Poetry for Grief

Poetry for Grief

Photo by Mike Labrum on Unsplash

One form for expressing grief in poetry is the elegy. It started in the Classical period of Western history as a form using a metrical pattern called elegiac couplets: the first of two lines in dactylic hexameter and the second line in dactylic pentameter. The subject, originally, was not necessarily grief. To see an example, check out elegiac couplets in English by  John Donne .

Today, poets write poems they call elegies that do not follow any formal pattern. Formalists, of course, might say those poems are not elegies at all.

In deep grief, the arc of writing or reading a poem can be a way to come up for air. That is what I was looking for in this poem, originally published in Eclectica magazine.

Elegy for Christina

When you were seven, I took you out too far
into Ogeechee’s deep, seducing current
and swimming back, your bird-claw fingers choked
my neck.

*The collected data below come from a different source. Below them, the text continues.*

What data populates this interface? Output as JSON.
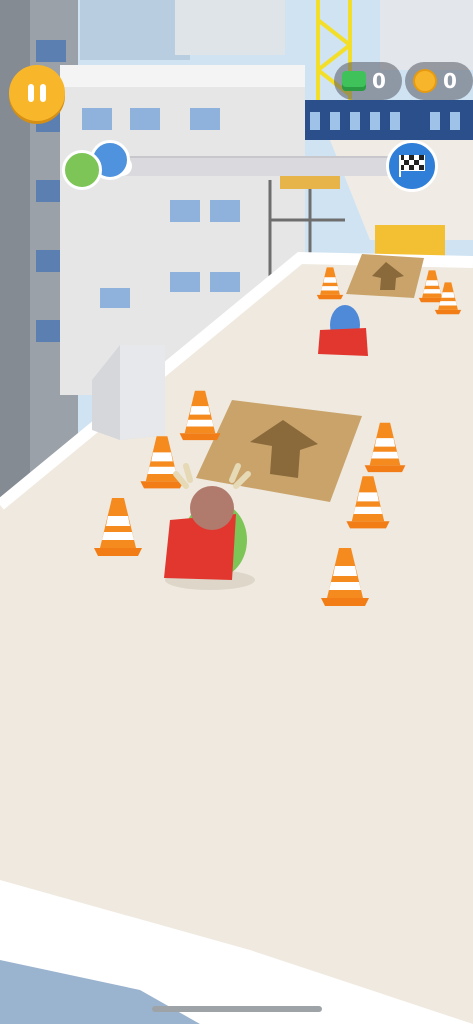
{
  "hud": {
    "gems": "0",
    "coins": "0",
    "race_progress": 0.12
  },
  "colors": {
    "sky": "#cfe3f2",
    "rooftop": "#efe9df",
    "cone": "#f58a1f",
    "cape": "#e2372f",
    "pause": "#f8b62a"
  },
  "icons": [
    "pause-icon",
    "gem-icon",
    "coin-icon",
    "checkered-flag-icon",
    "arrow-up-icon"
  ]
}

I stooped to prayer: 
please, God, no stupid
accident. We reached the riverbank. I laughed

as if there’d been no danger, so you could
keep on swimming. For years, you kept to the shoreline,
and grew to be the girl we thought would make
it, the one whose gentleness
we praised, the one whose un-

polluted urine her sisters brought
to their probation officers, the one
we thought immune from stupid accidents.
Some days, grief keeps me looking inward,
even when I hear the cranes’ migration,

and I dive back twenty years to swim the river
and hold you in the current, to stop
your transformation into a woman
overdosing, choking on her vomit.
It’s only now I can admit

we reached the riverbank so many years ago
as easily as windblown chaff
because we were the chaff.

The husk you left behind has burned and sent its smoke
into the atmosphere. Trumpets call me to look up.
I don’t expect the angels. Sandhill cranes
arrow over pine barrens toward the open prairie, lifted
on prevailing winds, following the one way clear to them.

3 thoughts on “Poetry for Grief

    1. Thank you so much. I wanted to express my niece’s internal beauty. It’s a poem I cried over, but it did give me a bit of peace.